Después de aparcar cogí un carro-cesta y mi bolsa de rafia. Me iba encontrando personas con los carros llenos hasta los topes; también me encontré con una amiga que me informó de que las colas de espera para las cajas llegaban hasta la pescadería, es decir, alrededor de veinticinco metros de espera. ¡No!, es broma, ¿verdad?, no es viernes y no es final de mes. No hay celebraciones masivas de Navidad, Semana Santa, Fiestas Patronales… No entendía nada; puede ser que yo, según soy, viva en la inopia, pero la realidad es que allí estaban: todas las cajas abiertas, con sus correspondientes hileras de gente, con sus carros llenos, con alguna que otra mascarilla, con mucho guante de látex puesto. Los estantes medio vacíos. Sin huevos, sin papel higiénico, sin arroz… ¡Nos hemos vuelto locos!

Alguien me dijo, “Vamos a morir todos”, ya, sí, eso lo sé. Pero ¿cuándo?, ¿ahora mismo? Entonces, ¿para qué necesitamos hacer compra? En mi deambular físico y mental, no me creía lo que estaba viendo. Estuve al menos quince minutos sorteando gente y carros entre los pasillos del supermercado, había personas con gesto preocupado, mirando hacia el suelo. Caí entonces en la cuenta de la medida de emergencia sanitaria dictada el día anterior, el lunes 9 de marzo, para cerrar escuelas infantiles, colegios, centros de mayores… a partir del miércoles 11 de marzo, y pude comprender, al menos, el caos que se había producido.

Alguien me dijo, “Vamos a morir todos”, ya, sí, eso lo sé. Pero ¿cuándo?, ¿ahora mismo?

No obstante, seguía deambulando por los pasillos. Cogí número en la pescadería, tenía delante cinco turnos. Desistí de esperar. Las personas que estaban delante de mí hacían pedidos interminables para congelar, digo yo, en estos días. Estaba inmersa en una vorágine mental que captó mi propio “estado de emergencia”, entré en la psicosis colectiva y también empecé a echar en el carro algunos productos. Entre ellos, leche.

Me puse a hacer cola pacientemente para mi turno en la caja. Mandé un lacónico WhastApp a mi familia, “llegaré tarde”.
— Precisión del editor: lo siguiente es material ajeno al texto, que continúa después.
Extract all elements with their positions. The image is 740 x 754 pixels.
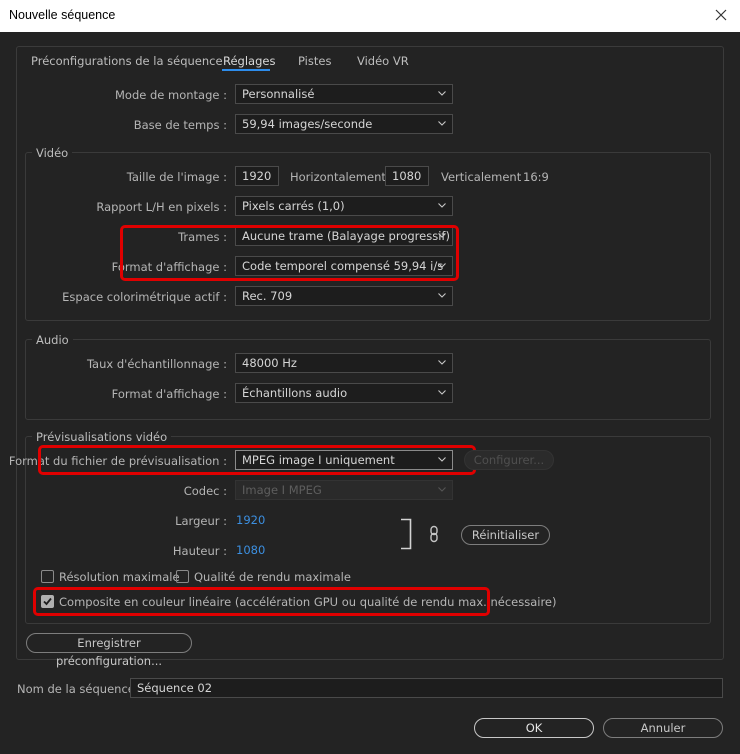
fields-value: Aucune trame (Balayage progressif) <box>242 229 450 243</box>
reset-button[interactable]: Réinitialiser <box>461 525 550 545</box>
fields-dropdown[interactable]: Aucune trame (Balayage progressif) <box>235 226 453 246</box>
linear-color-checkbox[interactable] <box>41 595 54 608</box>
sample-rate-dropdown[interactable]: 48000 Hz <box>235 353 453 373</box>
audio-display-format-value: Échantillons audio <box>242 386 348 400</box>
audio-display-format-label: Format d'affichage : <box>111 387 227 401</box>
checkmark-icon <box>43 597 52 606</box>
pixel-aspect-value: Pixels carrés (1,0) <box>242 199 345 213</box>
tab-vr-video[interactable]: Vidéo VR <box>357 54 409 68</box>
chain-link-icon[interactable] <box>428 525 440 543</box>
preview-group-label: Prévisualisations vidéo <box>32 430 172 444</box>
timebase-label: Base de temps : <box>133 118 227 132</box>
preview-format-label: Format du fichier de prévisualisation : <box>8 454 227 468</box>
save-preset-button[interactable]: Enregistrer préconfiguration... <box>26 633 192 668</box>
tab-tracks[interactable]: Pistes <box>298 54 331 68</box>
sample-rate-label: Taux d'échantillonnage : <box>86 357 227 371</box>
horizontal-label: Horizontalement <box>290 170 386 184</box>
timebase-dropdown[interactable]: 59,94 images/seconde <box>235 114 453 134</box>
editing-mode-value: Personnalisé <box>242 87 315 101</box>
chevron-down-icon <box>438 390 446 395</box>
max-quality-label: Qualité de rendu maximale <box>194 570 351 584</box>
preview-format-value: MPEG image I uniquement <box>242 453 395 467</box>
chevron-down-icon <box>438 233 446 238</box>
ok-button[interactable]: OK <box>474 718 594 738</box>
max-quality-checkbox[interactable] <box>176 570 189 583</box>
codec-dropdown[interactable]: Image I MPEG <box>235 480 453 500</box>
preview-height-label: Hauteur : <box>172 544 227 558</box>
frame-width-input[interactable]: 1920 <box>235 166 279 186</box>
codec-value: Image I MPEG <box>242 483 322 497</box>
video-display-format-label: Format d'affichage : <box>111 260 227 274</box>
pixel-aspect-label: Rapport L/H en pixels : <box>96 200 227 214</box>
frame-height-input[interactable]: 1080 <box>385 166 429 186</box>
window-title: Nouvelle séquence <box>9 8 116 22</box>
chevron-down-icon <box>438 203 446 208</box>
active-tab-indicator <box>222 69 270 71</box>
link-bracket-icon <box>401 518 412 550</box>
video-display-format-value: Code temporel compensé 59,94 i/s <box>242 259 444 273</box>
audio-display-format-dropdown[interactable]: Échantillons audio <box>235 383 453 403</box>
chevron-down-icon <box>438 293 446 298</box>
chevron-down-icon <box>438 121 446 126</box>
codec-label: Codec : <box>183 484 227 498</box>
max-resolution-label: Résolution maximale <box>59 570 180 584</box>
sequence-name-input[interactable]: Séquence 02 <box>130 678 723 698</box>
linear-color-label: Composite en couleur linéaire (accélérat… <box>59 595 557 609</box>
preview-height-value[interactable]: 1080 <box>236 543 265 557</box>
audio-group-label: Audio <box>32 333 73 347</box>
vertical-label: Verticalement <box>441 170 522 184</box>
color-space-dropdown[interactable]: Rec. 709 <box>235 286 453 306</box>
video-display-format-dropdown[interactable]: Code temporel compensé 59,94 i/s <box>235 256 453 276</box>
tab-settings[interactable]: Réglages <box>223 54 275 68</box>
preview-format-dropdown[interactable]: MPEG image I uniquement <box>235 450 453 470</box>
timebase-value: 59,94 images/seconde <box>242 117 373 131</box>
fields-label: Trames : <box>178 230 227 244</box>
color-space-value: Rec. 709 <box>242 289 293 303</box>
max-resolution-checkbox[interactable] <box>41 570 54 583</box>
chevron-down-icon <box>438 457 446 462</box>
chevron-down-icon <box>438 263 446 268</box>
aspect-ratio: 16:9 <box>523 170 549 184</box>
color-space-label: Espace colorimétrique actif : <box>62 290 227 304</box>
cancel-button[interactable]: Annuler <box>603 718 723 738</box>
pixel-aspect-dropdown[interactable]: Pixels carrés (1,0) <box>235 196 453 216</box>
configure-button[interactable]: Configurer... <box>464 450 554 470</box>
sequence-name-label: Nom de la séquence : <box>17 682 143 696</box>
title-bar: Nouvelle séquence <box>0 0 740 32</box>
chevron-down-icon <box>438 360 446 365</box>
audio-group <box>25 339 711 420</box>
preview-width-value[interactable]: 1920 <box>236 513 265 527</box>
chevron-down-icon <box>438 91 446 96</box>
close-icon <box>715 9 727 21</box>
preview-width-label: Largeur : <box>175 514 227 528</box>
chevron-down-icon <box>438 487 446 492</box>
close-button[interactable] <box>708 2 734 28</box>
editing-mode-dropdown[interactable]: Personnalisé <box>235 84 453 104</box>
editing-mode-label: Mode de montage : <box>114 88 227 102</box>
video-group-label: Vidéo <box>32 146 73 160</box>
frame-size-label: Taille de l'image : <box>126 170 227 184</box>
tab-presets[interactable]: Préconfigurations de la séquence <box>31 54 223 68</box>
sample-rate-value: 48000 Hz <box>242 356 297 370</box>
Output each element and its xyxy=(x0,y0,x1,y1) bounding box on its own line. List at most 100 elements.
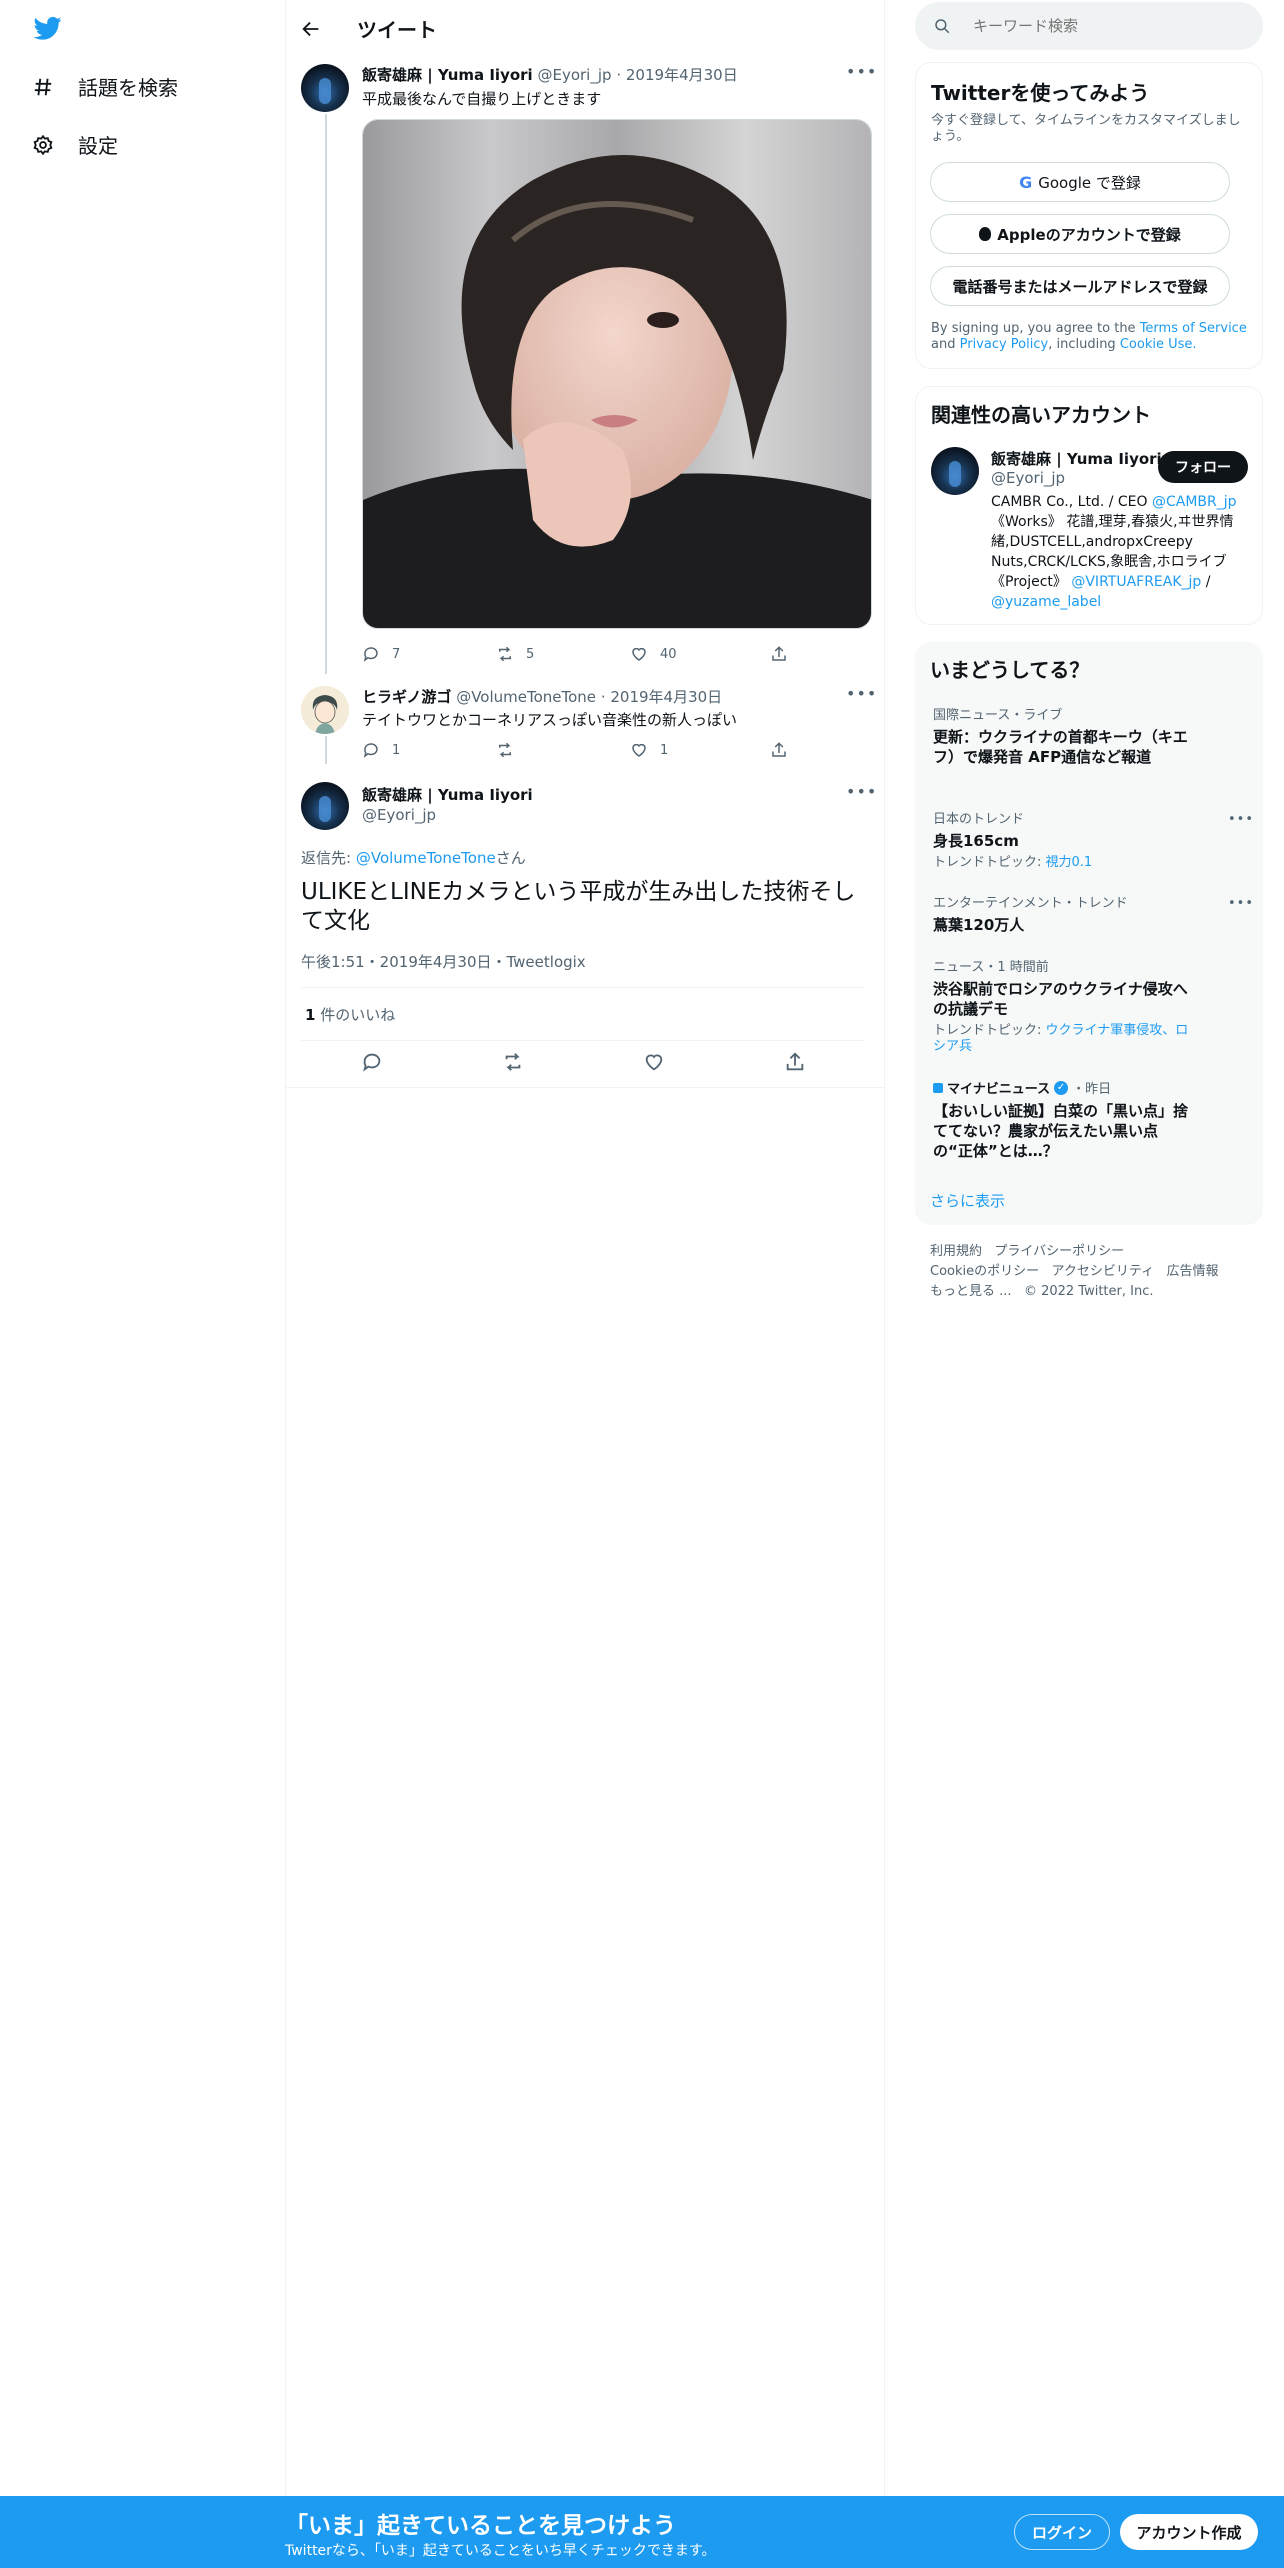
twitter-logo-icon[interactable] xyxy=(32,14,64,42)
author-handle[interactable]: @Eyori_jp xyxy=(537,66,611,84)
tweet-photo[interactable] xyxy=(362,119,872,629)
reply-context: 返信先: @VolumeToneToneさん xyxy=(301,849,526,867)
signup-subtitle: 今すぐ登録して、タイムラインをカスタマイズしましょう。 xyxy=(931,113,1241,144)
tweet-actions: 7 5 40 xyxy=(362,645,788,663)
footer-links: 利用規約 プライバシーポリシー Cookieのポリシー アクセシビリティ 広告情… xyxy=(930,1242,1260,1302)
terms-link[interactable]: Terms of Service xyxy=(1140,321,1247,336)
related-handle[interactable]: @Eyori_jp xyxy=(991,469,1065,487)
news-icon xyxy=(933,1082,943,1093)
share-icon[interactable] xyxy=(784,1051,806,1073)
share-button[interactable] xyxy=(770,741,788,759)
trend-item[interactable]: 日本のトレンド 身長165cm トレンドトピック: 視力0.1 xyxy=(933,808,1193,871)
banner-subtitle: Twitterなら、「いま」起きていることをいち早くチェックできます。 xyxy=(285,2543,716,2559)
likes-count[interactable]: 1 件のいいね xyxy=(305,1004,395,1025)
signup-title: Twitterを使ってみよう xyxy=(931,81,1150,105)
search-input[interactable] xyxy=(973,17,1233,35)
show-more-link[interactable]: さらに表示 xyxy=(930,1190,1005,1211)
share-icon xyxy=(770,741,788,759)
trends-panel: いまどうしてる？ 国際ニュース・ライブ 更新：ウクライナの首都キーウ（キエフ）で… xyxy=(915,642,1263,1225)
tweet-timestamp[interactable]: 2019年4月30日 xyxy=(610,688,722,706)
reply-icon xyxy=(362,741,380,759)
sidebar-item-settings[interactable]: 設定 xyxy=(32,130,118,159)
related-bio: CAMBR Co., Ltd. / CEO @CAMBR_jp 《Works》 … xyxy=(991,494,1237,610)
google-icon: G xyxy=(1019,172,1033,192)
search-box[interactable] xyxy=(915,2,1263,50)
retweet-icon xyxy=(496,645,514,663)
back-arrow-icon[interactable] xyxy=(300,18,324,38)
more-options-icon[interactable]: ••• xyxy=(846,782,877,801)
related-accounts-panel: 関連性の高いアカウント 飯寄雄麻 | Yuma Iiyori @Eyori_jp… xyxy=(915,386,1263,625)
page-title: ツイート xyxy=(357,18,437,42)
signup-terms: By signing up, you agree to the Terms of… xyxy=(931,321,1247,352)
reply-to-link[interactable]: @VolumeToneTone xyxy=(356,849,496,867)
author-handle[interactable]: @VolumeToneTone xyxy=(456,688,596,706)
follow-button[interactable]: フォロー xyxy=(1158,451,1248,483)
hash-icon xyxy=(32,76,54,98)
trend-item[interactable]: マイナビニュース ✓ ・昨日 【おいしい証拠】白菜の「黒い点」捨ててない？農家が… xyxy=(933,1078,1193,1161)
related-name[interactable]: 飯寄雄麻 | Yuma Iiyori xyxy=(991,448,1162,469)
sidebar-item-label: 設定 xyxy=(78,134,118,158)
tweet-meta[interactable]: 午後1:51・2019年4月30日・Tweetlogix xyxy=(301,951,586,972)
apple-icon xyxy=(979,227,992,241)
search-icon xyxy=(933,17,951,35)
avatar[interactable] xyxy=(301,782,349,830)
verified-icon: ✓ xyxy=(1054,1080,1069,1095)
heart-icon xyxy=(630,645,648,663)
apple-signup-button[interactable]: Appleのアカウントで登録 xyxy=(930,214,1230,254)
tweet-header: 飯寄雄麻 | Yuma Iiyori @Eyori_jp · 2019年4月30… xyxy=(362,66,738,84)
privacy-link[interactable]: Privacy Policy xyxy=(960,337,1049,352)
more-options-icon[interactable]: ••• xyxy=(846,684,877,703)
footer-link[interactable]: 利用規約 xyxy=(930,1244,982,1259)
footer-link[interactable]: 広告情報 xyxy=(1167,1264,1219,1279)
trend-item[interactable]: エンターテインメント・トレンド 蔦葉120万人 xyxy=(933,892,1193,935)
tweet-header: ヒラギノ游ゴ @VolumeToneTone · 2019年4月30日 xyxy=(362,688,723,706)
heart-icon[interactable] xyxy=(643,1051,665,1073)
retweet-button[interactable] xyxy=(496,741,630,759)
like-button[interactable]: 40 xyxy=(630,645,770,663)
related-title: 関連性の高いアカウント xyxy=(931,403,1151,427)
reply-icon xyxy=(362,645,380,663)
tweet-text: ULIKEとLINEカメラという平成が生み出した技術そして文化 xyxy=(301,879,856,934)
avatar[interactable] xyxy=(301,64,349,112)
trend-item[interactable]: 国際ニュース・ライブ 更新：ウクライナの首都キーウ（キエフ）で爆発音 AFP通信… xyxy=(933,704,1193,767)
author-handle[interactable]: @Eyori_jp xyxy=(362,806,436,824)
more-options-icon[interactable]: ••• xyxy=(1228,812,1254,827)
retweet-button[interactable]: 5 xyxy=(496,645,630,663)
footer-link[interactable]: Cookieのポリシー xyxy=(930,1264,1039,1279)
reply-button[interactable]: 7 xyxy=(362,645,496,663)
thread-line xyxy=(325,114,327,674)
share-icon xyxy=(770,645,788,663)
tweet-text: 平成最後なんで自撮り上げときます xyxy=(362,90,602,108)
heart-icon xyxy=(630,741,648,759)
tweet-timestamp[interactable]: 2019年4月30日 xyxy=(626,66,738,84)
avatar[interactable] xyxy=(931,447,979,495)
like-button[interactable]: 1 xyxy=(630,741,770,759)
sidebar-item-label: 話題を検索 xyxy=(78,76,178,100)
more-options-icon[interactable]: ••• xyxy=(846,62,877,81)
retweet-icon[interactable] xyxy=(502,1051,524,1073)
cookie-link[interactable]: Cookie Use. xyxy=(1120,337,1197,352)
reply-button[interactable]: 1 xyxy=(362,741,496,759)
trend-item[interactable]: ニュース・1 時間前 渋谷駅前でロシアのウクライナ侵攻への抗議デモ トレンドトピ… xyxy=(933,956,1193,1055)
sidebar-item-explore[interactable]: 話題を検索 xyxy=(32,72,178,101)
main-tweet-actions xyxy=(301,1051,865,1073)
tweet-text: テイトウワとかコーネリアスっぽい音楽性の新人っぽい xyxy=(362,711,738,729)
thread-line xyxy=(325,736,327,764)
login-button[interactable]: ログイン xyxy=(1014,2514,1110,2550)
reply-icon[interactable] xyxy=(361,1051,383,1073)
more-options-icon[interactable]: ••• xyxy=(1228,896,1254,911)
author-name[interactable]: ヒラギノ游ゴ xyxy=(362,688,451,706)
phone-email-signup-button[interactable]: 電話番号またはメールアドレスで登録 xyxy=(930,266,1230,306)
trends-title: いまどうしてる？ xyxy=(930,658,1090,682)
google-signup-button[interactable]: G Google で登録 xyxy=(930,162,1230,202)
avatar[interactable] xyxy=(301,686,349,734)
signup-panel: Twitterを使ってみよう 今すぐ登録して、タイムラインをカスタマイズしましょ… xyxy=(915,62,1263,369)
author-name[interactable]: 飯寄雄麻 | Yuma Iiyori xyxy=(362,784,533,805)
footer-more-link[interactable]: もっと見る ... xyxy=(930,1284,1012,1299)
share-button[interactable] xyxy=(770,645,788,663)
footer-link[interactable]: プライバシーポリシー xyxy=(994,1244,1124,1259)
footer-link[interactable]: アクセシビリティ xyxy=(1052,1264,1155,1279)
author-name[interactable]: 飯寄雄麻 | Yuma Iiyori xyxy=(362,66,533,84)
retweet-icon xyxy=(496,741,514,759)
create-account-button[interactable]: アカウント作成 xyxy=(1120,2514,1258,2550)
Según me aproximaba a la caja, un señor que estaba detrás de mí me preguntó, “¿Tiene usted perro?”, “Sí”, contesté. “¿Es grande?”, seguía preguntando amablemente el señor, “No, mediano”, respondí. He de reconocer que en estos momentos que alguien se interese por cosas triviales como preguntarte si tienes o no perro, se agradece, quita tensión.

“Perdone, pero ¡lleva el carro lleno de comida para perros!, ¿es eso lo que venía a comprar?” Miré el carro incrédula y, salvo los tres bricks de leche, de lo que estaba lleno el carro era de ¿doce?, ¿catorce sacos de los grandes de comida canina? ¡Oh, oh! “Bueno, sí”, le contesté, comparto la comida con mi perro; es sana, no hay que guisar y además es una muy buena dieta para adelgazar”, mentí como una bellaca, con tal de no admitir que en mi inmensa abstracción, sólo había sido capaz de coger los sacos de pienso.

Cada vez estoy más habituada a andar a cuatro patas, oler todos los rincones y los culos de otros perros, lamer las manos de mi familia

Vi de reojo como, personas que nos estaban escuchando, dejaban el carro en la fila y se iban a por un saquito pequeño de comida perruna… Yo no sabía dónde meterme.

Llevo confinada desde entonces, con las reservas que tenía en la despensa y compartiendo el pienso con mi perro.

Cada vez estoy más habituada a andar a cuatro patas, oler todos los rincones y los culos de otros perros, lamer las manos de mi familia (todavía no estoy en condiciones de oler sus culos), tumbarme en la colchoneta y pedir caricias a mis amos. Las mascotas no contagiamos el coronavirus y eso me encanta, porque puedo sentir el tacto y el cariño que tanto necesito.

Llegará el final de todo esto y, estoy segura, de que los humanos habrán (habremos) aprendido algo importante, si no, de verdad, que seguiré siendo perro.